Principes directeurs

[41] Les causes suivantes ont fourni des lignes directrices et de l’aide au Tribunal afin de déterminer les questions à trancher à l’égard du présent appel.

[42] Il incombe à l’appelant de prouver, selon la prépondérance des probabilités, qu’il était invalide au sens de la Loi le 31 décembre 2013 ou avant.
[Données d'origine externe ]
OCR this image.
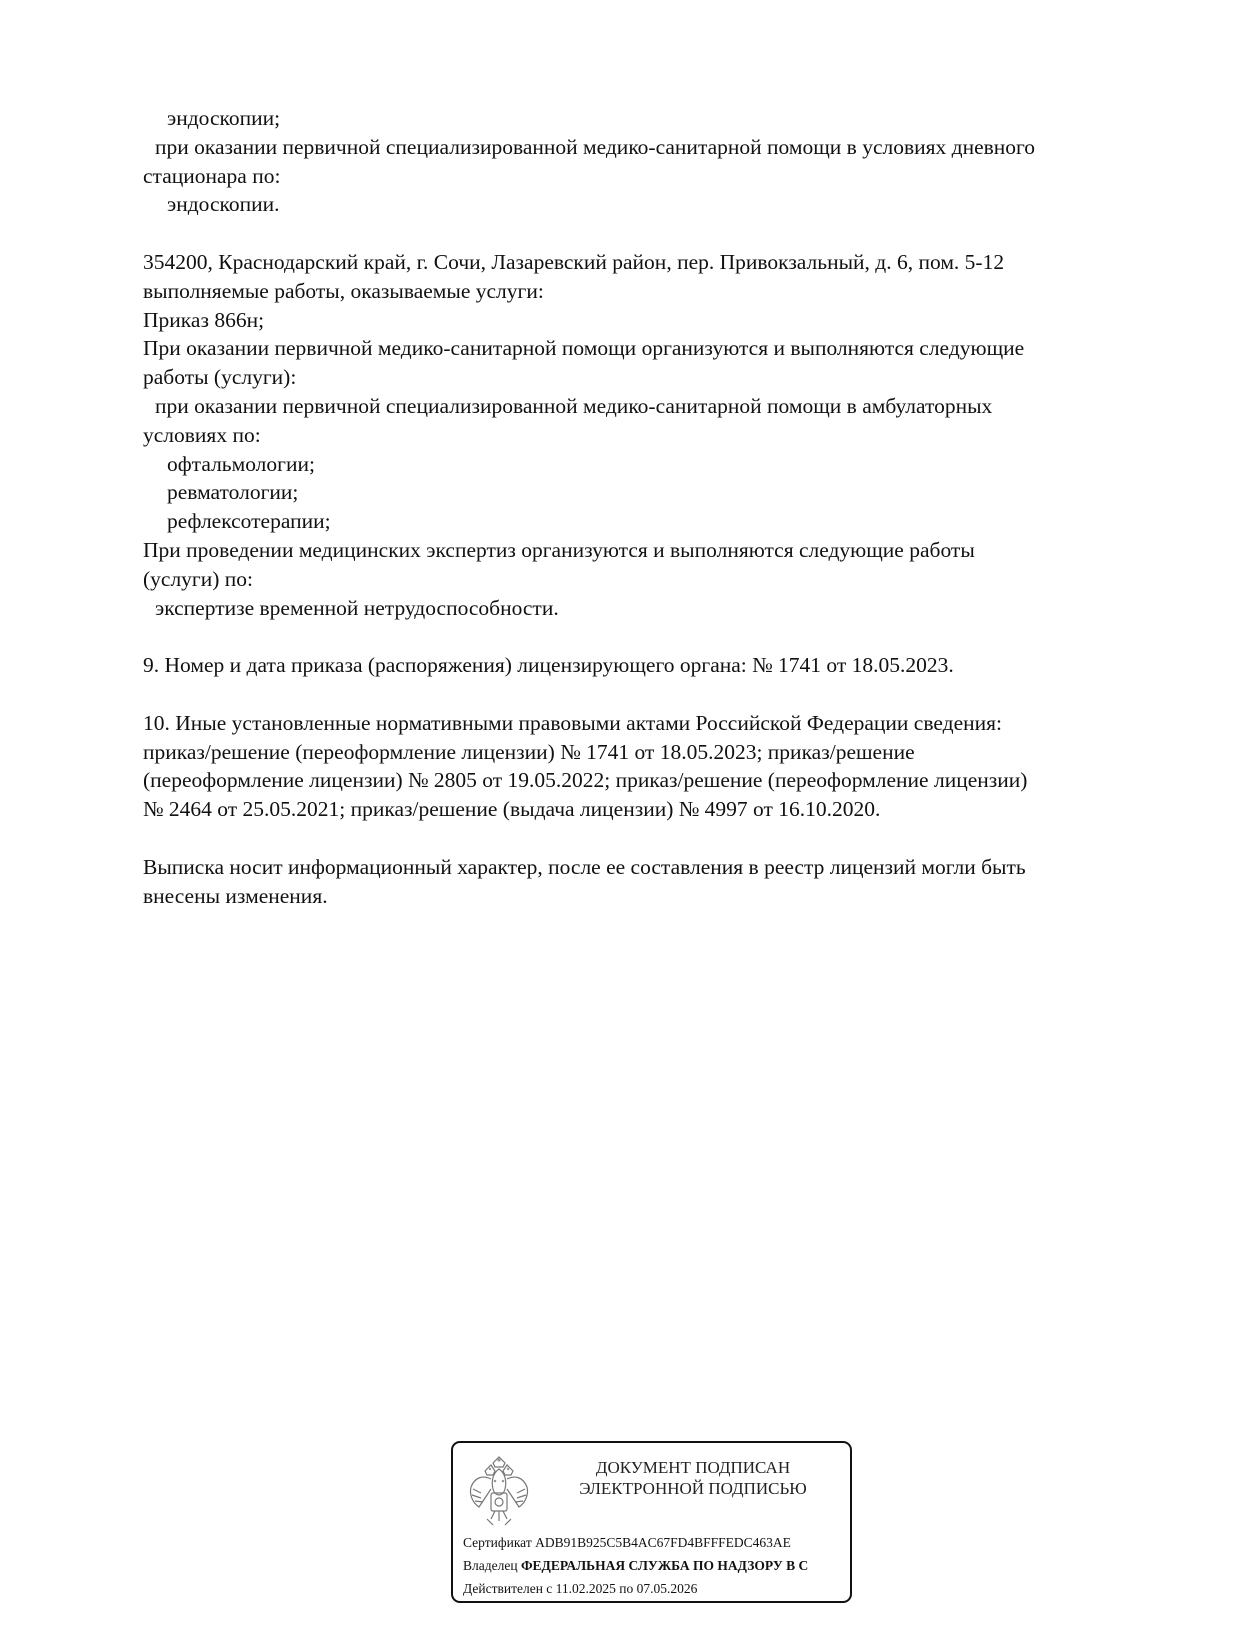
эндоскопии;
при оказании первичной специализированной медико-санитарной помощи в условиях дневного
стационара по:
эндоскопии.
354200, Краснодарский край, г. Сочи, Лазаревский район, пер. Привокзальный, д. 6, пом. 5-12
выполняемые работы, оказываемые услуги:
Приказ 866н;
При оказании первичной медико-санитарной помощи организуются и выполняются следующие
работы (услуги):
при оказании первичной специализированной медико-санитарной помощи в амбулаторных
условиях по:
офтальмологии;
ревматологии;
рефлексотерапии;
При проведении медицинских экспертиз организуются и выполняются следующие работы
(услуги) по:
экспертизе временной нетрудоспособности.
9. Номер и дата приказа (распоряжения) лицензирующего органа: № 1741 от 18.05.2023.
10. Иные установленные нормативными правовыми актами Российской Федерации сведения:
приказ/решение (переоформление лицензии) № 1741 от 18.05.2023; приказ/решение
(переоформление лицензии) № 2805 от 19.05.2022; приказ/решение (переоформление лицензии)
№ 2464 от 25.05.2021; приказ/решение (выдача лицензии) № 4997 от 16.10.2020.
Выписка носит информационный характер, после ее составления в реестр лицензий могли быть
внесены изменения.
ДОКУМЕНТ ПОДПИСАН
ЭЛЕКТРОННОЙ ПОДПИСЬЮ
Сертификат ADB91B925C5B4AC67FD4BFFFEDC463AE
Владелец ФЕДЕРАЛЬНАЯ СЛУЖБА ПО НАДЗОРУ В С
Действителен с 11.02.2025 по 07.05.2026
L’exigence concernant la gravité doit être évaluée dans un « contexte réaliste » : Villani c. Canada (Procureur général) 2001 CAF 248. Le Tribunal doit prendre en compte des facteurs comme l’âge d’une personne, son niveau d’instruction, ses aptitudes linguistiques, ses antécédents de travail et son expérience de la vie au moment de déterminer « l’employabilité » de cette personne compte tenu de son invalidité.

[43] L’appelant doit non seulement prouver qu’il a un grave problème de santé, mais lorsqu’il y a des preuves de capacité de travail, il doit également démontrer que les efforts pour trouver un emploi et le conserver ont été infructueux pour des raisons de santé : Inclima c. Canada (Procureur général) 2003 CAF 117.

[44] Le critère permettant d’évaluer si une invalidité est « grave » ne consiste pas à déterminer si le demandeur souffre de graves affections, mais plutôt à déterminer si son invalidité « l’empêche de gagner sa vie » : Granovsky c. Canada (Ministre de l’Emploi et de l’Immigration), [2001] 1 R.C.S. 703. C’est la capacité de travailler d’un appelant et non le diagnostic de sa maladie qui détermine la gravité de l’invalidité au sens de la Loi : Klabouch c. Canada (MSD), [2008] CAF 33.

[45] En présence de preuves de capacité de travail, la personne doit démontrer que ses efforts pour trouver et conserver un emploi ont été infructueux en raison de son état de santé : Inclima c. Canada (P.G.), 2003 CAF 117.

[46] Il ne suffit pas de constater qu’il y a un syndrome de douleur chronique; la douleur doit être telle qu’elle empêche la personne qui souffre de régulièrement détenir une occupation véritablement rémunératrice. Il incombe aussi à la personne qui a demandé des prestations de prouver qu’elle a cherché à obtenir un traitement et qu’elle a fait des efforts pour gérer sa douleur : MSNBE c. Densmore (2 juin 1993), CP 2389 (CAP).

[47] Le Tribunal a pour devoir et responsabilité de s’appuyer sur des éléments de preuve crédibles et probants et non sur des spéculations : MRHD c. S.S. (3 décembre 2007) CP25013 (CAP).

Application des principes directeurs

[48] La preuve médicale établit que la blessure qu’a subie l’appelant à l’épaule droite l’empêche de détenir une occupation véritablement rémunératrice qui l’obligerait à utiliser très souvent son épaule et son bras droits. Cette situation l’empêche de reprendre son emploi d’opérateur de machine dans le cadre duquel il fabriquait des matelas, et le Tribunal est convaincu que cette situation l’a aussi empêché d’accomplir les tâches allégées qui lui ont été proposées, soit de fabriquer des matelas plus légers pour lits d’enfant.

[49] Le Tribunal doit déterminer si l’appelant a prouvé, selon la prépondérance des probabilités, qu’il lui est impossible de détenir toute occupation véritablement rémunératrice, et s’il a déployé les efforts nécessaires afin d’obtenir un autre emploi. Pour les raisons énoncées ci-dessous, le Tribunal a tranché ces questions en faveur de l’intimé.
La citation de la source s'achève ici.